Textos veiculados na lista "Amigos de Blocos" em
outubro de 2001
Não quero deixar de viver...
Sei que durante muito tempo o espectro tenebroso do desastre
americano rondará nossa memória e ficamos amargurados
ao saber que parte dos escombros ainda estão lá
e que algumas pessoas que não são normais enalteceram
o fato. Sim, não podem ser normais, e lamentamos que exista
no mundo tanta insanidade.
O mundo inteiro está desesperado na incerteza de uma guerra
sabe-se lá exatamente contra quem, tendo como princípio
que terroristas não tem uma nacionalidade própria.
E também com o coração tumultuado vendo que
muitos muçulmanos inocentes, pelo simples fato de pertencer
a uma mesma raça, donde parece ter saído o terrorista
apontado, estão sendo injustamente hostilizados.
O medo desenfreado, a insegurança, a desesperança
por um mundo melhor, a incerteza de um lugar seguro, já
que os Estados Unidos, que oferecia essas condições,
foi barbaramente atacado, ultrajado e brutalizado, nos dão
uma sensação de que não estaremos estáveis
em lugar algum.
Não vou discutir aqui os aspectos políticos e estratégicos
que podem levar o mundo a uma guerra. Não quero discutir
se os americanos foram vítimas de seu próprio comércio
fornecendo armas potentes a outros povos. O que quero falar é
sobre nossos sentimentos e sua imensa complexidade em que estou
mais autorizada a penetrar e expor.
Não quero temer acordar, levantar, andar, aspirar o ar
doce e leve da manhã, apreciar as flores e o encanto da
natureza, viver prazerosamente, dando valor às pequenas
alegrias que nos cercam e amar com todas as forças do meu
ser.
Não quero deixar de lutar por um mundo melhor, mesmo que
jamais ele se apresente, nem de acreditar nas sensações
de nosso mundo interior, deixar de crer na bondade e no companheirismo,
em gestos desprendidos e generosos e na vivência de cada
dia que pode ser frio e escuro ou esplendoroso e cheio de luz.
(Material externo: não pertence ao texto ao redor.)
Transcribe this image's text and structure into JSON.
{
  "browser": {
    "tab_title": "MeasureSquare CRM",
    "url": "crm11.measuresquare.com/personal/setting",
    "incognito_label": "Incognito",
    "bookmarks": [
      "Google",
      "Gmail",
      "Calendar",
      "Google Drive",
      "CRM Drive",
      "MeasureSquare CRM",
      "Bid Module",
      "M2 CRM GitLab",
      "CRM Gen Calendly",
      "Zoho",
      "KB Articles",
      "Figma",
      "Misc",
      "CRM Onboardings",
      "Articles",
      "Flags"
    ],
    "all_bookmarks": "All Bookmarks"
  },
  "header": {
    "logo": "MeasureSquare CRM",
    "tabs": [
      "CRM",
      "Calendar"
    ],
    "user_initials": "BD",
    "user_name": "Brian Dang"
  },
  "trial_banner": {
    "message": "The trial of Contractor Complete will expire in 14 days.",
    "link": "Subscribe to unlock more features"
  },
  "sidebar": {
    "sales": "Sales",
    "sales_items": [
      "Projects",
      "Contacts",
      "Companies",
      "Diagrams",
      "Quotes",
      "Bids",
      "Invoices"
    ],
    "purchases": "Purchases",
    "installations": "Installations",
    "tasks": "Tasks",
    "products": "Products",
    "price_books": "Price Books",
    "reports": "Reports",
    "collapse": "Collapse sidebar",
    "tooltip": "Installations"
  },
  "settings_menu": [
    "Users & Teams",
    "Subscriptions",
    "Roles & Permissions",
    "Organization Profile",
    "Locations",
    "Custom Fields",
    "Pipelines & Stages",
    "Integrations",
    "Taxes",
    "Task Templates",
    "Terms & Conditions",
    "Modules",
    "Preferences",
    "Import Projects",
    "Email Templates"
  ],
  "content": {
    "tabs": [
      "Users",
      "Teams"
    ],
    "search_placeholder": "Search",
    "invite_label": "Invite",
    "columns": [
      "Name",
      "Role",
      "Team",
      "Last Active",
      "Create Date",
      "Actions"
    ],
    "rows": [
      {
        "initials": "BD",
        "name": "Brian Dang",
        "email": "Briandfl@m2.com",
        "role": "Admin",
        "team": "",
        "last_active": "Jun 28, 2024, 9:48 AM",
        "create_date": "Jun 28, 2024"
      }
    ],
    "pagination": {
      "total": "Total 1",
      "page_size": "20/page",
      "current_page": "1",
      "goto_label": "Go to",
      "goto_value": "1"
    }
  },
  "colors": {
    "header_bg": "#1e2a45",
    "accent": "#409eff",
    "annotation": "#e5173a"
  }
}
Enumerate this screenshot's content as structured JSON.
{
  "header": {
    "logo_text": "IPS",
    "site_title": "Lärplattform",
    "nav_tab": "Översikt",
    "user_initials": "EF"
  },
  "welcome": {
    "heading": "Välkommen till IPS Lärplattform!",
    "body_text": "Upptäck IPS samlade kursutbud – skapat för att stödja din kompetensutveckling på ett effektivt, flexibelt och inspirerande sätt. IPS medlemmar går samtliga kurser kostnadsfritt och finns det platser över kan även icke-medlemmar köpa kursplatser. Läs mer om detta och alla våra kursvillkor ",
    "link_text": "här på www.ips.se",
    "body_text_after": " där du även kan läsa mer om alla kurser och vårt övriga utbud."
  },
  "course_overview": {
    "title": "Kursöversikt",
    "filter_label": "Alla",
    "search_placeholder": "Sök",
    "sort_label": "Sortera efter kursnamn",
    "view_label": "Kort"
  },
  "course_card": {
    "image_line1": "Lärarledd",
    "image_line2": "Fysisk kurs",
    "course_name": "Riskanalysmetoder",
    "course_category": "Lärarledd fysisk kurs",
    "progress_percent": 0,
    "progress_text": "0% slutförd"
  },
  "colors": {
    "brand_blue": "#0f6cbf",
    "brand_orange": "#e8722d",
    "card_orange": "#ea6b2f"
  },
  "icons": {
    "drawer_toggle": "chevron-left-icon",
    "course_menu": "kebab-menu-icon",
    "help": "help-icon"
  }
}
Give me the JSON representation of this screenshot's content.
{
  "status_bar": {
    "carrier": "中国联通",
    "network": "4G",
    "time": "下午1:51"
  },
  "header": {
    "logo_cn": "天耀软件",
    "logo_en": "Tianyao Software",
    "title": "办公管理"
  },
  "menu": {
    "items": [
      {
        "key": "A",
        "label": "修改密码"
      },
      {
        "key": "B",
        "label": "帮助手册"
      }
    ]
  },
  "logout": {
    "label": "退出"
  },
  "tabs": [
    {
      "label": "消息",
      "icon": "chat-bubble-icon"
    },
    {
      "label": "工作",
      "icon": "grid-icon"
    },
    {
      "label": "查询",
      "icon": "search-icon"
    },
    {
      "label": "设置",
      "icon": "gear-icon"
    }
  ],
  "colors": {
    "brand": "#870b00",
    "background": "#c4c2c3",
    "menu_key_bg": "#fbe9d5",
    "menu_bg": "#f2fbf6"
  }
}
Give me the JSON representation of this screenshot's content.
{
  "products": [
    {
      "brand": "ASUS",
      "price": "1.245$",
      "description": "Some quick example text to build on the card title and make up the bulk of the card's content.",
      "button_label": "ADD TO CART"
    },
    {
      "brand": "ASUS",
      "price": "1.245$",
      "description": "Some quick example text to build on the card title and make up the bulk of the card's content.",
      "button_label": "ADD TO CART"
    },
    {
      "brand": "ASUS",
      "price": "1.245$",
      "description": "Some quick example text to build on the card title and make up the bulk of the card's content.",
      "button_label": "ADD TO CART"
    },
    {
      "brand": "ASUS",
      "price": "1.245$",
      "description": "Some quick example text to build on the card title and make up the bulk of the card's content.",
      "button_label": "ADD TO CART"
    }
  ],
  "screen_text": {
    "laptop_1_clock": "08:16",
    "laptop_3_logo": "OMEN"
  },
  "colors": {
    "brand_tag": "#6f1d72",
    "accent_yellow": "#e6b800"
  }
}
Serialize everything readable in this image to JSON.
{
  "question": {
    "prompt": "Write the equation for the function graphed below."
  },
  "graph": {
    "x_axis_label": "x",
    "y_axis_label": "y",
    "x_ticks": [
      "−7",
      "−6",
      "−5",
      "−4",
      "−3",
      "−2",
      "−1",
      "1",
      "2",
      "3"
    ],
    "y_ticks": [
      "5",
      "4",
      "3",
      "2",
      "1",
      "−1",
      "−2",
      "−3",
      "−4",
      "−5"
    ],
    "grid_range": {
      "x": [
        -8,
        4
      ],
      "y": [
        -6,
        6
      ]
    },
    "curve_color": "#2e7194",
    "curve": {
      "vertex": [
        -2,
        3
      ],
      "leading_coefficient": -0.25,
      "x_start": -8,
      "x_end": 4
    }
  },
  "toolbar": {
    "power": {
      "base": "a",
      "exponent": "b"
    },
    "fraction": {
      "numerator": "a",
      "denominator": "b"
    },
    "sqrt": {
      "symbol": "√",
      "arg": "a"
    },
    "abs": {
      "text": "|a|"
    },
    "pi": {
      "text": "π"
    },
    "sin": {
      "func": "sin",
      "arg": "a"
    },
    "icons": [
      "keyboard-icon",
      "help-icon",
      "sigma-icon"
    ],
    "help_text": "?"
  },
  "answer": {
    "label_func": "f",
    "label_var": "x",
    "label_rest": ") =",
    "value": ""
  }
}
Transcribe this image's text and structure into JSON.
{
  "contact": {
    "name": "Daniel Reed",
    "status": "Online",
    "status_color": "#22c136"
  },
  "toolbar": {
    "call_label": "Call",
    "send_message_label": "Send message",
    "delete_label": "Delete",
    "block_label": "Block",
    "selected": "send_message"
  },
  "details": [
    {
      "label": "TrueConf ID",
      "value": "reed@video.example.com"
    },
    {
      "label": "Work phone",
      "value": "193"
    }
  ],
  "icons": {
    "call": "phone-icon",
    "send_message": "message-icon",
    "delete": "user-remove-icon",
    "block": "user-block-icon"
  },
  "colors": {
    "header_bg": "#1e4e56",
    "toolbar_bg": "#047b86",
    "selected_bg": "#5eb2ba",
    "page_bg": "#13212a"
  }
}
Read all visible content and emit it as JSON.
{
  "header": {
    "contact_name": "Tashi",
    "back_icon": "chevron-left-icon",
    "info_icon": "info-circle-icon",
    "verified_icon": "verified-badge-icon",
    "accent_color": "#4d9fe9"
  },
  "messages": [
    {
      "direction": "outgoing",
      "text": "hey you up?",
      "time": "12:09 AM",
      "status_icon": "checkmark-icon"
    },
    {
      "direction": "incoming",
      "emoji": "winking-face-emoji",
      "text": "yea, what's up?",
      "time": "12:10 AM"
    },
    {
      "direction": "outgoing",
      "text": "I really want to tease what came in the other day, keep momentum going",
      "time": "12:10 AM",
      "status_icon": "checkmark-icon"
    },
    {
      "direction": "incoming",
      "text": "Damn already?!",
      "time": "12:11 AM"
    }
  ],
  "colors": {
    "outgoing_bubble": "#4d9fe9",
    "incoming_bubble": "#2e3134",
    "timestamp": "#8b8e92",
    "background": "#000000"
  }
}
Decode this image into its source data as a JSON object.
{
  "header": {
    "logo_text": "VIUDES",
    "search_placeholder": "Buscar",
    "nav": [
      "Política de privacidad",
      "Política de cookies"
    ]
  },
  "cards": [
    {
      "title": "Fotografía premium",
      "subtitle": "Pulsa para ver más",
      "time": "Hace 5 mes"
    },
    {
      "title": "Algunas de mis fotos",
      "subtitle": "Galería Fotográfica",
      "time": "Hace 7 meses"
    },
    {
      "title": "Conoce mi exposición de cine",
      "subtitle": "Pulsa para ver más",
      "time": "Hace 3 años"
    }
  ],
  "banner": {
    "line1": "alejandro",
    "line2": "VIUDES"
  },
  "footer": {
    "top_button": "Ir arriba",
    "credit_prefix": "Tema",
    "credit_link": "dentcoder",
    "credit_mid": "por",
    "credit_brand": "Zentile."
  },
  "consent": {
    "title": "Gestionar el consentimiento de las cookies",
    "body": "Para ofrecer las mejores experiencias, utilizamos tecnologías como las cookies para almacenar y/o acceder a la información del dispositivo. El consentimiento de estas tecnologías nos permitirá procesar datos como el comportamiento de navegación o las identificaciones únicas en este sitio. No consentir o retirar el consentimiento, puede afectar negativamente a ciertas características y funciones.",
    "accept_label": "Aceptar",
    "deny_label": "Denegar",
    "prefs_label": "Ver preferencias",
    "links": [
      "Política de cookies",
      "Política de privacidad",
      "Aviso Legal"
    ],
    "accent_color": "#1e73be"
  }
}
Não quero deixar de viver!
Enquanto as folhas balançarem em ritmo de vida;
Enquanto horizonte parecer belo e misterioso, muito fulgurante
carregando e deixando que sonhemos;
Enquanto puder trocar carícias de amor, demonstrar e receber
toda a força da paixão envolvendo, apaziguando meu
corpo e suavizando minha alma;
Enquanto meus olhos brilhantes forem o reflexo de outros também
cheios de vivacidade e entusiasmo;
Enquanto puder entender a expressão de vida em cada companheiro
ao meu lado;
Enquanto palavras como ternura, doçura e amor existirem,
não posso deixar de viver.
Sei que existe motivo variado e profundo para não enxergar
todo o mistério da vida, para chorar pelo egoísmo,
a vaidade desmedida, a inveja, a violência perturbadora
que envolve o planeta, mas precisamos crer que assim como as trevas
densas consomem parte da alma, existem até por uma lei
natural dos contrastes, o desprendimento, a parceria na felicidade,
a munificência, a dedicação e a paz que habitam
milhares de seres humanos e que permeiam nossa vida e o mundo
em que habitamos.
Não quero deixar de viver, porque essa é a razão
primeira para a qual nascemos e viver é sentir os eflúvios
que se desprendem de cada um de nós, independente, de cor,
religião, raça, importância ou temperamentos,
e para isso estamos aqui hoje, nesse momento tão difícil
em que nossos sentimentos se dividem entre a alegria que deveria
ser a principal sensação das criaturas e a desconfiança
por tudo que nos cerca.
Não quero deixar de viver ainda que o desespero nos domine
e certamente encontrarei no simples "viver" a razão
primária e fecunda para nos livrarmos do temor que essa
opressão de violência nos faz sentir. E na entrega
simples, coerente e humana aos sentimentos mais básicos
estaremos preparados, na certeza que a violência é
um disfunção existencial e passageira, para caminhar
e à luz do sol podermos enxergar cada pessoa com potencialidades
que admiramos e com a qual queremos nos enriquecer, incluindo
os mistérios de uma natureza que energeticamente nos alimenta.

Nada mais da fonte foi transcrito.